Sesungguhnya Allah Subhanahu wa Ta’ala Maha Mengetahui (‘Alim)
dan Maha Mengabarkan (Khabir), segala ilmu itu berasal dari-Nya, Dia
mengutus para rasul-Nya untuk mengajarkan mereka apa yang dapat memperbaiki
kehidupan dunia dan akhirat meraka, dan menurunkan kitab-kitab-Nya kepada
mereka yang berisi segala ilmu yang dibutuhkan oleh manusia.
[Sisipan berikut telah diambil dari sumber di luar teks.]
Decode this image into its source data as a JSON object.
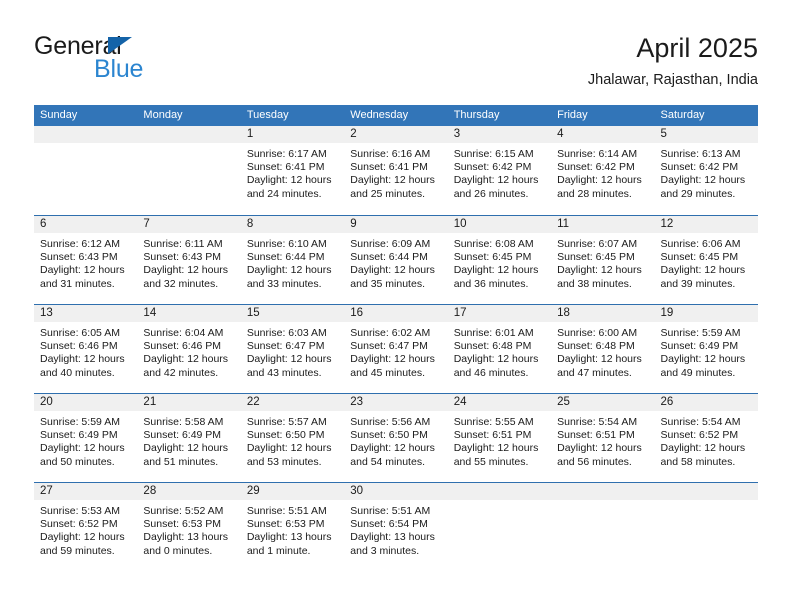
{
  "brand": {
    "line1": "General",
    "line2": "Blue",
    "triangle_color": "#1463a8",
    "blue_color": "#2b85d0"
  },
  "header": {
    "title": "April 2025",
    "subtitle": "Jhalawar, Rajasthan, India"
  },
  "theme": {
    "header_blue": "#3275b8",
    "row_rule_blue": "#2f6fae",
    "day_strip_gray": "#f0f0f0"
  },
  "weekdays": [
    "Sunday",
    "Monday",
    "Tuesday",
    "Wednesday",
    "Thursday",
    "Friday",
    "Saturday"
  ],
  "weeks": [
    [
      {
        "day": "",
        "lines": []
      },
      {
        "day": "",
        "lines": []
      },
      {
        "day": "1",
        "lines": [
          "Sunrise: 6:17 AM",
          "Sunset: 6:41 PM",
          "Daylight: 12 hours",
          "and 24 minutes."
        ]
      },
      {
        "day": "2",
        "lines": [
          "Sunrise: 6:16 AM",
          "Sunset: 6:41 PM",
          "Daylight: 12 hours",
          "and 25 minutes."
        ]
      },
      {
        "day": "3",
        "lines": [
          "Sunrise: 6:15 AM",
          "Sunset: 6:42 PM",
          "Daylight: 12 hours",
          "and 26 minutes."
        ]
      },
      {
        "day": "4",
        "lines": [
          "Sunrise: 6:14 AM",
          "Sunset: 6:42 PM",
          "Daylight: 12 hours",
          "and 28 minutes."
        ]
      },
      {
        "day": "5",
        "lines": [
          "Sunrise: 6:13 AM",
          "Sunset: 6:42 PM",
          "Daylight: 12 hours",
          "and 29 minutes."
        ]
      }
    ],
    [
      {
        "day": "6",
        "lines": [
          "Sunrise: 6:12 AM",
          "Sunset: 6:43 PM",
          "Daylight: 12 hours",
          "and 31 minutes."
        ]
      },
      {
        "day": "7",
        "lines": [
          "Sunrise: 6:11 AM",
          "Sunset: 6:43 PM",
          "Daylight: 12 hours",
          "and 32 minutes."
        ]
      },
      {
        "day": "8",
        "lines": [
          "Sunrise: 6:10 AM",
          "Sunset: 6:44 PM",
          "Daylight: 12 hours",
          "and 33 minutes."
        ]
      },
      {
        "day": "9",
        "lines": [
          "Sunrise: 6:09 AM",
          "Sunset: 6:44 PM",
          "Daylight: 12 hours",
          "and 35 minutes."
        ]
      },
      {
        "day": "10",
        "lines": [
          "Sunrise: 6:08 AM",
          "Sunset: 6:45 PM",
          "Daylight: 12 hours",
          "and 36 minutes."
        ]
      },
      {
        "day": "11",
        "lines": [
          "Sunrise: 6:07 AM",
          "Sunset: 6:45 PM",
          "Daylight: 12 hours",
          "and 38 minutes."
        ]
      },
      {
        "day": "12",
        "lines": [
          "Sunrise: 6:06 AM",
          "Sunset: 6:45 PM",
          "Daylight: 12 hours",
          "and 39 minutes."
        ]
      }
    ],
    [
      {
        "day": "13",
        "lines": [
          "Sunrise: 6:05 AM",
          "Sunset: 6:46 PM",
          "Daylight: 12 hours",
          "and 40 minutes."
        ]
      },
      {
        "day": "14",
        "lines": [
          "Sunrise: 6:04 AM",
          "Sunset: 6:46 PM",
          "Daylight: 12 hours",
          "and 42 minutes."
        ]
      },
      {
        "day": "15",
        "lines": [
          "Sunrise: 6:03 AM",
          "Sunset: 6:47 PM",
          "Daylight: 12 hours",
          "and 43 minutes."
        ]
      },
      {
        "day": "16",
        "lines": [
          "Sunrise: 6:02 AM",
          "Sunset: 6:47 PM",
          "Daylight: 12 hours",
          "and 45 minutes."
        ]
      },
      {
        "day": "17",
        "lines": [
          "Sunrise: 6:01 AM",
          "Sunset: 6:48 PM",
          "Daylight: 12 hours",
          "and 46 minutes."
        ]
      },
      {
        "day": "18",
        "lines": [
          "Sunrise: 6:00 AM",
          "Sunset: 6:48 PM",
          "Daylight: 12 hours",
          "and 47 minutes."
        ]
      },
      {
        "day": "19",
        "lines": [
          "Sunrise: 5:59 AM",
          "Sunset: 6:49 PM",
          "Daylight: 12 hours",
          "and 49 minutes."
        ]
      }
    ],
    [
      {
        "day": "20",
        "lines": [
          "Sunrise: 5:59 AM",
          "Sunset: 6:49 PM",
          "Daylight: 12 hours",
          "and 50 minutes."
        ]
      },
      {
        "day": "21",
        "lines": [
          "Sunrise: 5:58 AM",
          "Sunset: 6:49 PM",
          "Daylight: 12 hours",
          "and 51 minutes."
        ]
      },
      {
        "day": "22",
        "lines": [
          "Sunrise: 5:57 AM",
          "Sunset: 6:50 PM",
          "Daylight: 12 hours",
          "and 53 minutes."
        ]
      },
      {
        "day": "23",
        "lines": [
          "Sunrise: 5:56 AM",
          "Sunset: 6:50 PM",
          "Daylight: 12 hours",
          "and 54 minutes."
        ]
      },
      {
        "day": "24",
        "lines": [
          "Sunrise: 5:55 AM",
          "Sunset: 6:51 PM",
          "Daylight: 12 hours",
          "and 55 minutes."
        ]
      },
      {
        "day": "25",
        "lines": [
          "Sunrise: 5:54 AM",
          "Sunset: 6:51 PM",
          "Daylight: 12 hours",
          "and 56 minutes."
        ]
      },
      {
        "day": "26",
        "lines": [
          "Sunrise: 5:54 AM",
          "Sunset: 6:52 PM",
          "Daylight: 12 hours",
          "and 58 minutes."
        ]
      }
    ],
    [
      {
        "day": "27",
        "lines": [
          "Sunrise: 5:53 AM",
          "Sunset: 6:52 PM",
          "Daylight: 12 hours",
          "and 59 minutes."
        ]
      },
      {
        "day": "28",
        "lines": [
          "Sunrise: 5:52 AM",
          "Sunset: 6:53 PM",
          "Daylight: 13 hours",
          "and 0 minutes."
        ]
      },
      {
        "day": "29",
        "lines": [
          "Sunrise: 5:51 AM",
          "Sunset: 6:53 PM",
          "Daylight: 13 hours",
          "and 1 minute."
        ]
      },
      {
        "day": "30",
        "lines": [
          "Sunrise: 5:51 AM",
          "Sunset: 6:54 PM",
          "Daylight: 13 hours",
          "and 3 minutes."
        ]
      },
      {
        "day": "",
        "lines": []
      },
      {
        "day": "",
        "lines": []
      },
      {
        "day": "",
        "lines": []
      }
    ]
  ]
}
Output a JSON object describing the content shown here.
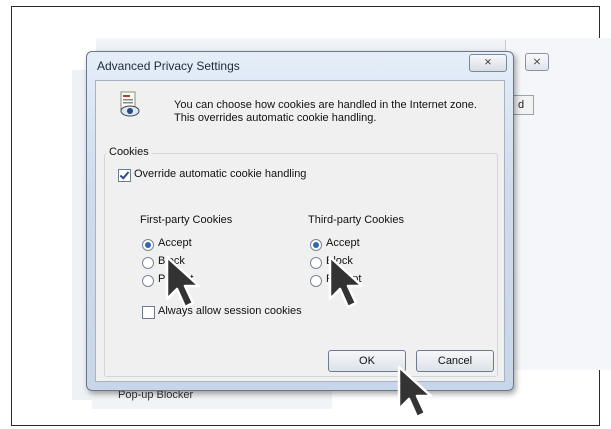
{
  "dialog": {
    "title": "Advanced Privacy Settings",
    "close_label": "⨯",
    "info_text": "You can choose how cookies are handled in the Internet zone.  This overrides automatic cookie handling.",
    "cookies_group_label": "Cookies",
    "override_label": "Override automatic cookie handling",
    "first_party": {
      "heading": "First-party Cookies",
      "options": [
        {
          "label": "Accept",
          "checked": true
        },
        {
          "label": "Block",
          "checked": false
        },
        {
          "label": "Prompt",
          "checked": false
        }
      ]
    },
    "third_party": {
      "heading": "Third-party Cookies",
      "options": [
        {
          "label": "Accept",
          "checked": true
        },
        {
          "label": "Block",
          "checked": false
        },
        {
          "label": "Prompt",
          "checked": false
        }
      ]
    },
    "session_label": "Always allow session cookies",
    "ok_label": "OK",
    "cancel_label": "Cancel"
  },
  "background": {
    "button_label": "d",
    "close_label": "⨯",
    "bottom_label": "Pop-up Blocker"
  }
}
Ilmu yang
diturunkan itu tidaklah menyamai sedikitnya saja dari ilmu yang ada di
sisi-Nya, meskipun dengan ilmu itu manusia terus menggalinya dan memperluasnya.
Milyaran kalau tidak triliunan kitab yang telah ditulis oleh para ulama
berkenaan dengan ilmu syar’i yang telah diturunkan Allah itu, adalah secuil
ilmu yang Allah berikan, sebagaimana firman Allah, “Tidaklah kalian diberi
ilmu kecuali hanya sedikit.” (QS. Al-Isra: 85).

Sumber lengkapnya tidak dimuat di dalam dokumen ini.